WANTED – A new language of Improvement
“Change is the only constant”. We have more change masters than masters of improvement. Change can be good or bad, superficial or substantial. Look at the semantics. If one observes the language one can see the positions which give rise to such views from which the language originates. From such positions improvements cannot happen. To cross over the semantic swamp we need a new language, a LANGUAGE of improvement and PERFORMANCE which we might call Inglish. Inglish is more than Indian English, which, thanks to the British, is spoken by more people than in Britain and USA combined. When one learns a language other than one’s mother tongue, every word is vey new whereas for the native speaker the very same words have lost their depths of meaning. Familiarity takes away the depth and might even breed contempt. Inglish is a requirement because we have used up the communication potential – most of it has been used up as advertising by-lines to promote shadows and substitutes (Brand X makes you a complete man and brand Y makes the complete woman) – of languages to connect people across the planet as a community.
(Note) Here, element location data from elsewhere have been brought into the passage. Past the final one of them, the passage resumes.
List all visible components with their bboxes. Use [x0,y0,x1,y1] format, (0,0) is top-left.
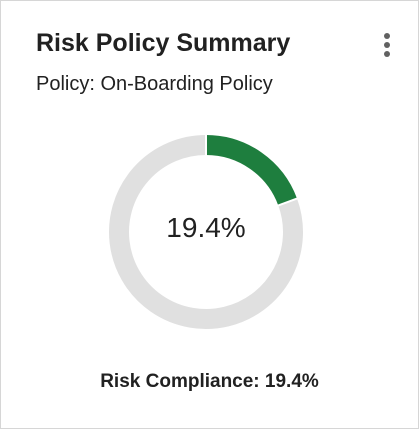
policy-name: Policy: On-Boarding Policy [36,73,273,95]
risk-compliance-label: Risk Compliance: 19.4% [100,371,319,392]
more-options-button[interactable] [375,31,399,61]
remaining-slice [109,135,303,329]
compliance-donut-chart [109,134,303,329]
donut-center-label: 19.4% [166,212,246,243]
card-title: Risk Policy Summary [36,29,291,57]
slice-separator [276,197,299,207]
compliant-slice [205,135,298,206]
more-vertical-icon [384,33,390,57]
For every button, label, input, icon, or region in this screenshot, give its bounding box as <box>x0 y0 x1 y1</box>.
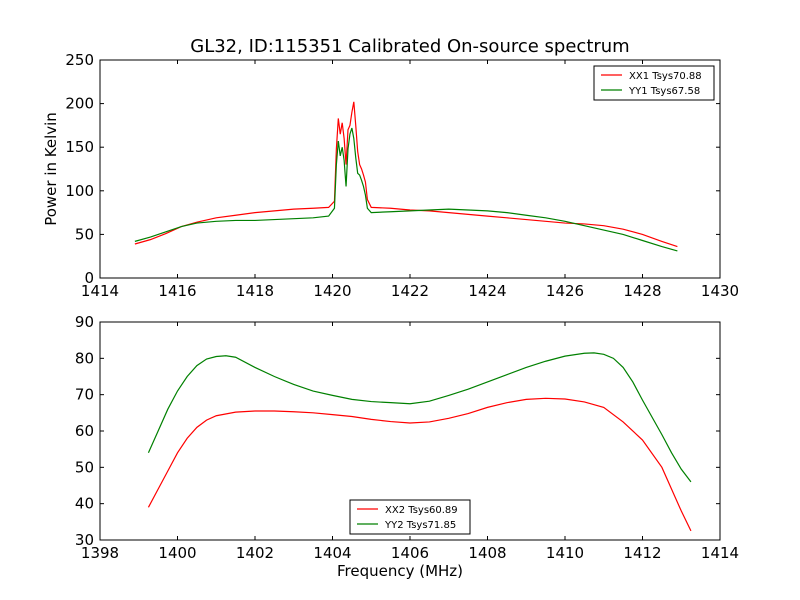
y-tick-label-bottom: 30 <box>75 531 94 549</box>
legend-label-bottom-2: YY2 Tsys71.85 <box>384 520 456 531</box>
legend-label-bottom-1: XX2 Tsys60.89 <box>385 505 458 516</box>
y-tick-label-top: 0 <box>84 269 94 287</box>
legend-top: XX1 Tsys70.88 YY1 Tsys67.58 <box>593 65 715 101</box>
figure-title: GL32, ID:115351 Calibrated On-source spe… <box>190 36 629 57</box>
x-tick-label-top: 1426 <box>546 282 584 300</box>
x-axis-label-bottom: Frequency (MHz) <box>337 562 463 580</box>
x-tick-label-bottom: 1400 <box>158 544 196 562</box>
legend-label-top-1: XX1 Tsys70.88 <box>629 71 702 82</box>
x-tick-label-top: 1430 <box>701 282 739 300</box>
chart-top: 1414 1416 1418 1420 1422 1424 1426 1428 1430 0 50 1… <box>42 51 739 300</box>
y-tick-label-bottom: 60 <box>75 422 94 440</box>
y-tick-label-bottom: 80 <box>75 349 94 367</box>
x-tick-label-bottom: 1398 <box>81 544 119 562</box>
legend-box-top <box>593 65 715 101</box>
y-tick-label-bottom: 50 <box>75 458 94 476</box>
y-tick-label-bottom: 90 <box>75 313 94 331</box>
y-tick-label-bottom: 40 <box>75 495 94 513</box>
x-tick-label-top: 1422 <box>391 282 429 300</box>
x-tick-label-bottom: 1404 <box>313 544 351 562</box>
x-tick-label-bottom: 1412 <box>623 544 661 562</box>
y-tick-label-top: 50 <box>75 225 94 243</box>
x-tick-label-top: 1428 <box>623 282 661 300</box>
x-tick-label-top: 1416 <box>158 282 196 300</box>
y-tick-label-top: 100 <box>65 182 94 200</box>
legend-label-top-2: YY1 Tsys67.58 <box>628 86 700 97</box>
y-tick-label-top: 200 <box>65 95 94 113</box>
chart-bottom: 1398 1400 1402 1404 1406 1408 1410 1412 1414 30 40… <box>75 313 739 580</box>
series-line-bottom-1 <box>147 397 692 532</box>
y-tick-label-top: 250 <box>65 51 94 69</box>
x-tick-label-top: 1414 <box>81 282 119 300</box>
x-tick-label-bottom: 1406 <box>391 544 429 562</box>
x-tick-label-bottom: 1408 <box>468 544 506 562</box>
y-tick-label-bottom: 70 <box>75 386 94 404</box>
x-tick-label-bottom: 1414 <box>701 544 739 562</box>
series-line-top-1 <box>134 101 678 248</box>
y-tick-label-top: 150 <box>65 138 94 156</box>
legend-bottom: XX2 Tsys60.89 YY2 Tsys71.85 <box>349 499 471 535</box>
y-axis-label-top: Power in Kelvin <box>42 112 60 226</box>
x-tick-label-bottom: 1402 <box>236 544 274 562</box>
legend-box-bottom <box>349 499 471 535</box>
series-line-top-2 <box>134 127 678 252</box>
x-tick-label-top: 1418 <box>236 282 274 300</box>
series-line-bottom-2 <box>147 352 692 483</box>
x-tick-label-top: 1424 <box>468 282 506 300</box>
x-tick-label-bottom: 1410 <box>546 544 584 562</box>
x-tick-label-top: 1420 <box>313 282 351 300</box>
So we communicate yet do not enhance true community. Such communication is the noise, the major barrier to connect and build bridges. We need a common language to connect the world as a single community. We could make machines talk to each other across multiple platforms. Next step is to do the same with the human so that man and the machine are aligned. The graphic user interface took the computer to the masses, transcending the barriers of language. The visual has more bandwidth than any other stimuli and the NOW gen views rather than read. Inglish has to be a visual language.
This is just to trigger and continue the dialogue. This work is not meant to be full-fledged with self contained arguments. These are some very random thoughts on why we need a compass/ GPS to fix our position and direction for the journey – to show us the TRUE NORTH, one for each one of us, since we cannot use somebody else’s.